2. In a large mixing bowl, whisk together the flour, cocoa powder, baking soda, baking soda, salt, and cardamom.
3. In another mixing bowl, whisk together the maple syrup, water, oil, vanilla, and apple cider vinegar. Add the wet ingredients to the dry ingredients and stir until just combined. Gently Fold some of the chopped hazelnuts into the cake (save some for the top), then put the batter into the pan. Top with the pear slices and remaining hazelnuts.
4. Transfer cake onto baking sheet and bake for 25 minutes. The top should feel springy when touched. Remove it from the oven. Allow it to cool 10-15 min in pan then release it from the springform pan. Put in a cooling rack. Let it cool completely before slicing. Slice and enjoy!

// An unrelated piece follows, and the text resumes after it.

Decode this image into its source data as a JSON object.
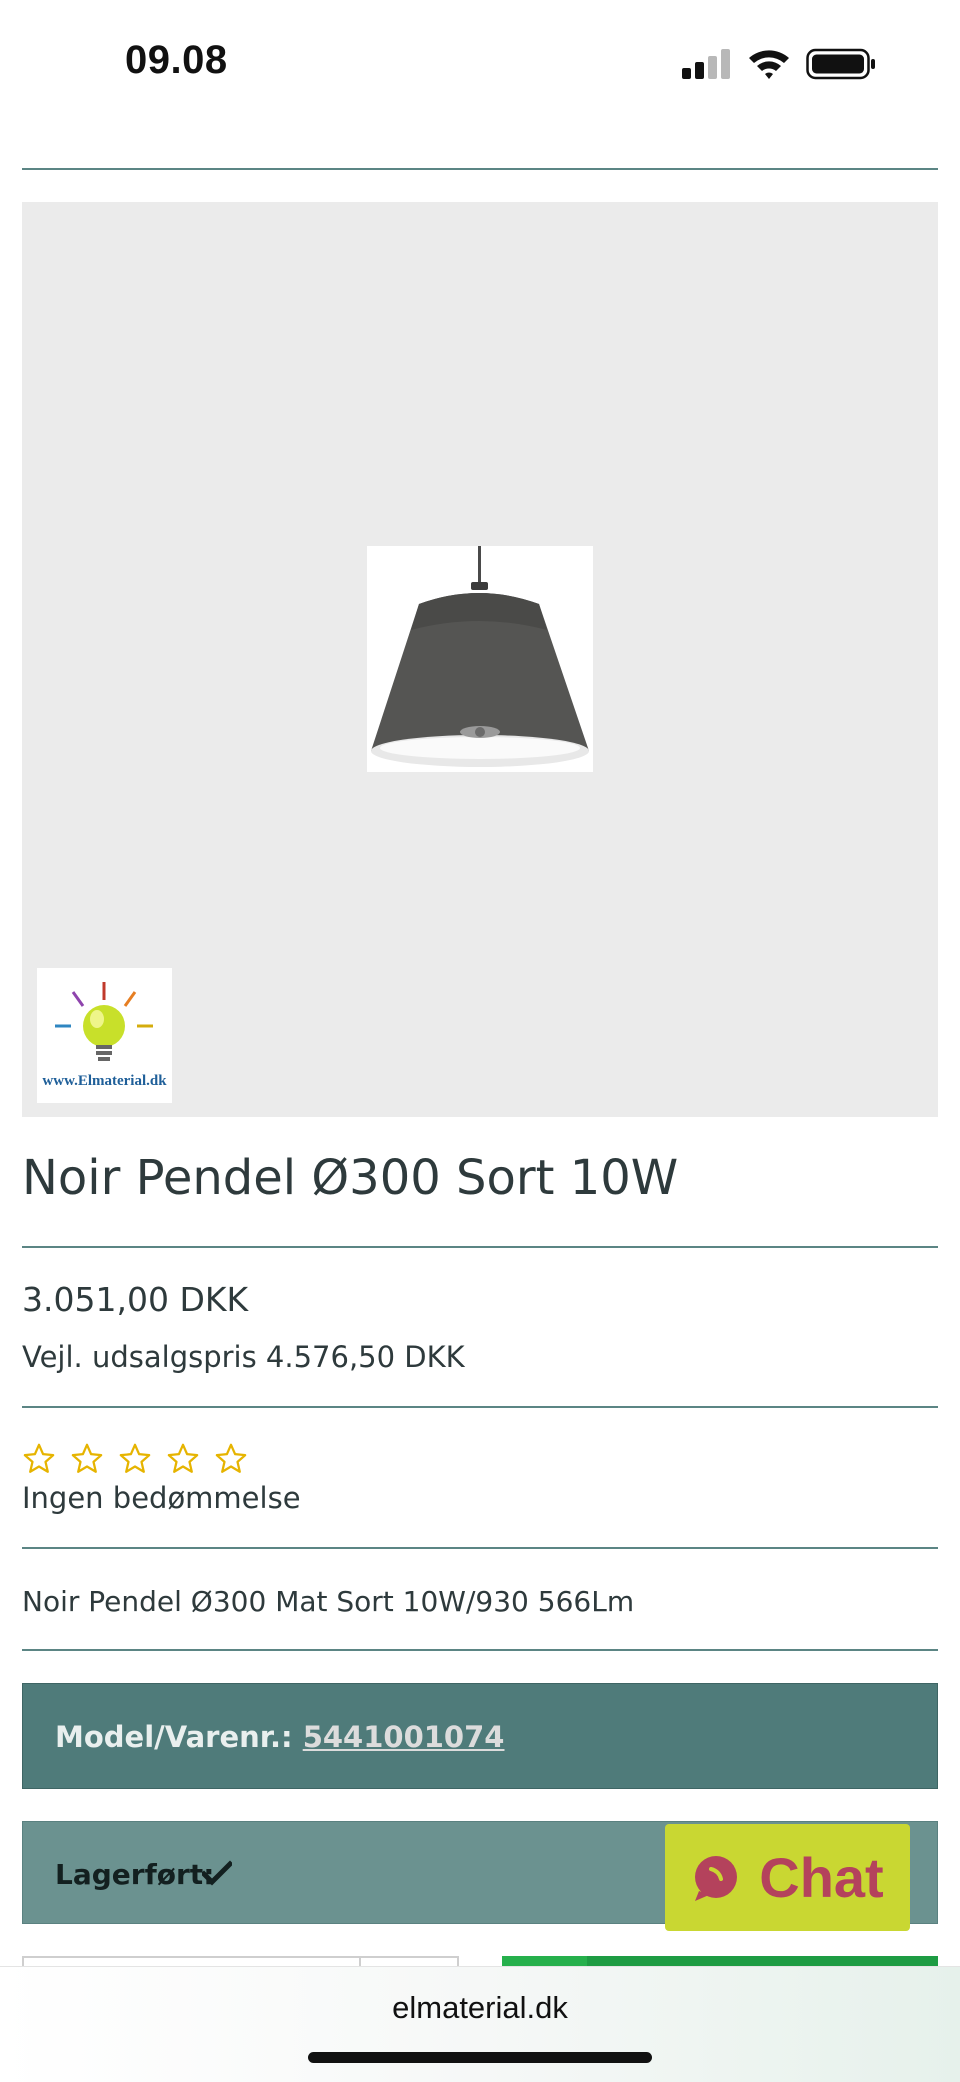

To Phil Korshak bagels are a life philosophy. I sit down with the bagel maestro himself to chat about bagels, poetry, and life, and I also got to take a whiff of his infamous nine-year-old sourdough starter, Helen Mirran. Check out the hilarious sniff reaction video here!
Celebrate Black cuisine year-round by ordering take out from one of these must-try spots. My latest for Thrillist explores some of the best Black-owned restaurants to order from — we’re talking Ethiopian feasts at Abyssinia Ethiopian Restaurant, aromatically spiced Caribbean dishes at Reggae Reggae Vibes, and BBQ from Barkley’s BBQ.
Check, Please! Philly is coming back to WHYY! We’re looking for guests for season 2 so if you’re from the Philadelphia region (Philly, Philly burbs, Delaware, or South Jersey) fill out this form to recommend your favorite restaurant. Hope to see you at the table!
A whole lot of TikTok. I get why people are getting into this app. I feel like people are creating some really interesting content. And as the app learns your interests, it’ll start to refer you to things that are valuable to your interests like tutorials, new hobbies, humor that tickles your fancy, and new perspectives that you didn’t expect. I appreciate the creators on the app. I know TikTok needs to do a lot better when it comes to compensating creators who are part of the Creator Fund. But as a creator myself who has worked against algorithms for a very long time, I feel like it’s easier for people to find your content. It’s easier to discover new creators, and there’s more of a chance to go viral organically on TikTok than say on Instagram or YouTube.
So if you’re in TikTok, HIT ME UP! I want to see what you all are creating!
I read a chapter of Atomic Habits every morning. I’m all about how small changes in your day to day compound into bigger changes over time. The book is a good reinforcement of things I’ve already felt, but also gives words and research to contextualize the concept.
It’s a great read so far. Every chapter is full of value and actionable steps to help make good habits easier to incorporate in to my day to day. The goal is to create systems where the good habits I want to develop are more automatic and take less energy to complete. So far so good! I’m learning a lot!